50It follows, in my view, that it must be concluded that the 2004 Act is not structured in the way for which Bell Lawyers contends. The construction urged requires reading into s 326 a limitation which does not there appear; and which is not necessary to read in, in order to correct any apparent drafting oversight; and which is not necessary, in order to give effect to the legislative purpose revealed in s 301. It also overlooks other provisions of the legislative scheme, including critically, the relevant definitions.
51They reveal that a costs agreement may be made in respect of amounts that a person 'has been or may be charged' or 'is or may become liable to pay'. That can plainly encompass an agreement about what is to be paid for services already provided, even if provided on a conventional non-contractual basis. While at common law such past consideration may not be adequate, this statutory scheme not only permits such an agreement to be made under s 322, it permits it to be enforced under s 326.

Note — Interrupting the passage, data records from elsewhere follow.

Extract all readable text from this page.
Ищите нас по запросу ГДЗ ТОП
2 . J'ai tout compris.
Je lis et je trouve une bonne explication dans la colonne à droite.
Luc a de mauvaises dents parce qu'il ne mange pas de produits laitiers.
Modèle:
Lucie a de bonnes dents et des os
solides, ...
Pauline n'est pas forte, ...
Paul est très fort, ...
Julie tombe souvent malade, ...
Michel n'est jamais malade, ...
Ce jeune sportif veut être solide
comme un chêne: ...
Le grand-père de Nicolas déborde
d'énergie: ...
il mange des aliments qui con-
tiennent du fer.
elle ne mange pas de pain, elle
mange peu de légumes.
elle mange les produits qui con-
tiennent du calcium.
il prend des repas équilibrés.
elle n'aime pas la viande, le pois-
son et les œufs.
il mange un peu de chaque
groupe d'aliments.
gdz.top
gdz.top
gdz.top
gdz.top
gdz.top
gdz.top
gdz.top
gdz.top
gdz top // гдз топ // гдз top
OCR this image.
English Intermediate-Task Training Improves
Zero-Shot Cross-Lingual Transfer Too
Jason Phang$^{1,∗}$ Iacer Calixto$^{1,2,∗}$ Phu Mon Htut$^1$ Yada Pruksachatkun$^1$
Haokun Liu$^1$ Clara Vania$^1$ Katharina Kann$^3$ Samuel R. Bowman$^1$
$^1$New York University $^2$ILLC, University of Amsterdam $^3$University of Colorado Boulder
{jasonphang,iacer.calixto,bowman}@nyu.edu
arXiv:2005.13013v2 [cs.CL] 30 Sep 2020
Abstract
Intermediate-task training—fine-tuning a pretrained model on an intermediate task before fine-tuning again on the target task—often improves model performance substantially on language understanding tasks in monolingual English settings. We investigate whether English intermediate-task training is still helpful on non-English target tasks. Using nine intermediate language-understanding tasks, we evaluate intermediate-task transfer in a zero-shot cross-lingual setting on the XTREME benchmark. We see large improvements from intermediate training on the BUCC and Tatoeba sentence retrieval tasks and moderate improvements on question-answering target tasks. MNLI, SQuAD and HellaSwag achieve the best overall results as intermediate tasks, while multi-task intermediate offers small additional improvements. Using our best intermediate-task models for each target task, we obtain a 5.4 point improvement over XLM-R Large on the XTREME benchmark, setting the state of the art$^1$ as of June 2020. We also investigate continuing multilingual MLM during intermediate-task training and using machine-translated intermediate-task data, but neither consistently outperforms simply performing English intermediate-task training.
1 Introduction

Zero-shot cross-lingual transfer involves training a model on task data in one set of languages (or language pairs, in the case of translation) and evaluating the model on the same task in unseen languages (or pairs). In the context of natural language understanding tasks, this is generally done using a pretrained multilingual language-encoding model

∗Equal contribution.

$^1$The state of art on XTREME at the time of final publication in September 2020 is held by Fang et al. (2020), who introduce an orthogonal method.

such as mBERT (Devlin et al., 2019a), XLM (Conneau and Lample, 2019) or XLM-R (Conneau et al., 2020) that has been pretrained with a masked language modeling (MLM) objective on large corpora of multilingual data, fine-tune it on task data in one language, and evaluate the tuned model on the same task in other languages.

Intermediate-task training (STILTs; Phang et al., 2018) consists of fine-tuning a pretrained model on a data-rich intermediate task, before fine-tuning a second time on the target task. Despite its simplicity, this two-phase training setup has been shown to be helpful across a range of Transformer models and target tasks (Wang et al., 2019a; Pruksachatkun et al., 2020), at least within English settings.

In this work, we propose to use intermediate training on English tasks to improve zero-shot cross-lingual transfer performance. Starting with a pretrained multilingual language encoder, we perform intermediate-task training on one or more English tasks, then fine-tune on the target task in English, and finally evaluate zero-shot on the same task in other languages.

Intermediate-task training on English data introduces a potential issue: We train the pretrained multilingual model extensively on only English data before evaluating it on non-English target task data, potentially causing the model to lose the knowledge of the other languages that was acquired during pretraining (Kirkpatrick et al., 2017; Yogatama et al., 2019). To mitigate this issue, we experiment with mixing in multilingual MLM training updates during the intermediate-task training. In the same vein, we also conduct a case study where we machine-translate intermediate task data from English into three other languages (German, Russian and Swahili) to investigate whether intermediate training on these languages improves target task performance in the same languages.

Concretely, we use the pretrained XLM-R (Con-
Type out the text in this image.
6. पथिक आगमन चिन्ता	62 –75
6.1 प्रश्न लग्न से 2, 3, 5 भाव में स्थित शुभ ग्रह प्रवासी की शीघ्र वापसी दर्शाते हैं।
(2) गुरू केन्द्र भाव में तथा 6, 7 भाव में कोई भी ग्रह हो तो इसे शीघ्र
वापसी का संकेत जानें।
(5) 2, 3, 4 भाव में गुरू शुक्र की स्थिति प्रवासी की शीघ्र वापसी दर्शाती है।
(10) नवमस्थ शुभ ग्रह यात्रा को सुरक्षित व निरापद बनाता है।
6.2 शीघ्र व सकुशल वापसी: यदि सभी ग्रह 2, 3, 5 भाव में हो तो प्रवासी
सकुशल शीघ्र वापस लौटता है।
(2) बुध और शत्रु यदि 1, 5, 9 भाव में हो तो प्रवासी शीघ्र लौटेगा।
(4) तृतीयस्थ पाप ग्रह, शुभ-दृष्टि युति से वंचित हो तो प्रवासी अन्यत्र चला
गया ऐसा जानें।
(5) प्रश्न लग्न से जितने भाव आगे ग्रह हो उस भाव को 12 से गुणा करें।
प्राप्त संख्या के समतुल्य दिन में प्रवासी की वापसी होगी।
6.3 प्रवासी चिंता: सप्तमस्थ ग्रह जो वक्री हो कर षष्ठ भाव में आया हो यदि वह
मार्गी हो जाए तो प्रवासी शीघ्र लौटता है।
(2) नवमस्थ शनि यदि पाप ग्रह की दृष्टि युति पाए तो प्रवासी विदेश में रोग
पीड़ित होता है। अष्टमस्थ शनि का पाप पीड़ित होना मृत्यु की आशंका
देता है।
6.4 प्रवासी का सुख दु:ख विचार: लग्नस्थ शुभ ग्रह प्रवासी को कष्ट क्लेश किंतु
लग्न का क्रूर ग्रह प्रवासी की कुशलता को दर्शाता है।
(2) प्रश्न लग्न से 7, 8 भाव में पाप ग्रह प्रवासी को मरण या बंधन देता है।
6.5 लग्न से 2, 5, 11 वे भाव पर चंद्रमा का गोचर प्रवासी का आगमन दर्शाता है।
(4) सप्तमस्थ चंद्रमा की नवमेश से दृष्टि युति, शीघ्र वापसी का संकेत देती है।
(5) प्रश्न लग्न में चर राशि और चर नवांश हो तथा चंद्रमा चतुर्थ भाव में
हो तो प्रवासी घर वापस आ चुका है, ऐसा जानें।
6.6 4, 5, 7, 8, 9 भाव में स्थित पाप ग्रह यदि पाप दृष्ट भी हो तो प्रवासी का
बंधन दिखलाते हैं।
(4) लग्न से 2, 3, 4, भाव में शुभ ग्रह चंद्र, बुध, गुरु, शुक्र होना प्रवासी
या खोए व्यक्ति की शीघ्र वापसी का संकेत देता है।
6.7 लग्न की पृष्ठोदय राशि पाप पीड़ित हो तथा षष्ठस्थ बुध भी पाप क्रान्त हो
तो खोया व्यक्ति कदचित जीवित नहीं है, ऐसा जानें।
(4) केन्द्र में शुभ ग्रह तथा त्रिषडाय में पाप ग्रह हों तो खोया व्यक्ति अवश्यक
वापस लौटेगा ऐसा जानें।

52Section 351(1) in its terms regulates applications by a solicitor for assessment of a barrister's fees. It is this section which permitted Bell Lawyers to seek an assessment of Ms Pentelow's costs, within 60 days of receipt of her bills. Had such an assessment been sought, under s 361 the costs assessor would have been bound to undertake the assessment by reference to the costs agreements. That course was not pursued, with the result that Ms Pentelow was entitled to enforce the costs agreement, if she wished, as s 326 provides and s 319 and s 355 also contemplate, notwithstanding that the parties had not also entered a contract for the provision of legal services.
53As Campbell JA discussed in Branson v Tucker, the 2004 Act does not require a s 322 costs agreement to be a contract for the provision of legal services. It may form a part of such a contract, or it may be a stand-alone contract. In either case, a costs agreement must be written or evidenced in writing, in terms which may specify 'the type of conduct that will constitute acceptance'. Circumstances can readily be imagined where such a costs agreement is entered, which settles a dispute between the parties, the conduct signifying acceptance being specified to be the withdrawal of an application for a costs assessment.
54On Bell Lawyers' approach, even a costs agreement entered in such circumstances, would be one which could not be enforced, as s 326 contemplates. That, it seems to me, is not what this statutory scheme contemplates.
55Such an approach would also preclude a solicitor or client who has entered a s 322 costs agreement with a barrister who provided legal services on a conventional basis, from enforcing the agreement, even though the parties had expressly agreed upon the price to be paid, if legal services were provided. That is not what this Act envisages. To the contrary, it envisages that any party may enforce such an agreement. That is subject to the right given to have the costs assessed, if the statutory right to have the costs assessed is exercised.
56It follows, in my view, that there is no warrant for reading down the words of s 326 in the way urged, given the ordinary meaning of the language there used; its context in this Act and its function, consistent with the purposes specified in s 302. The unreasonable results which the construction urged would produce, also support the conclusion that it cannot be embraced.
57Even where a barrister and solicitor contemplate that legal services will be provided on a conventional basis, the Act permits them to enter into a costs agreement by which the barrister promises that he or she will accept payment for any legal services which have been or are provided at the rate agreed and the solicitor promises to pay for such services at that rate. In a case where such services have not already been provided, while the solicitor does not also promise to instruct the barrister to provide any legal services and the barrister does not promise to provide any legal services, if they are in fact later provided, even on the conventional basis, the costs agreement will then operate and may be enforced under s 326 by either party, as the section expressly permits.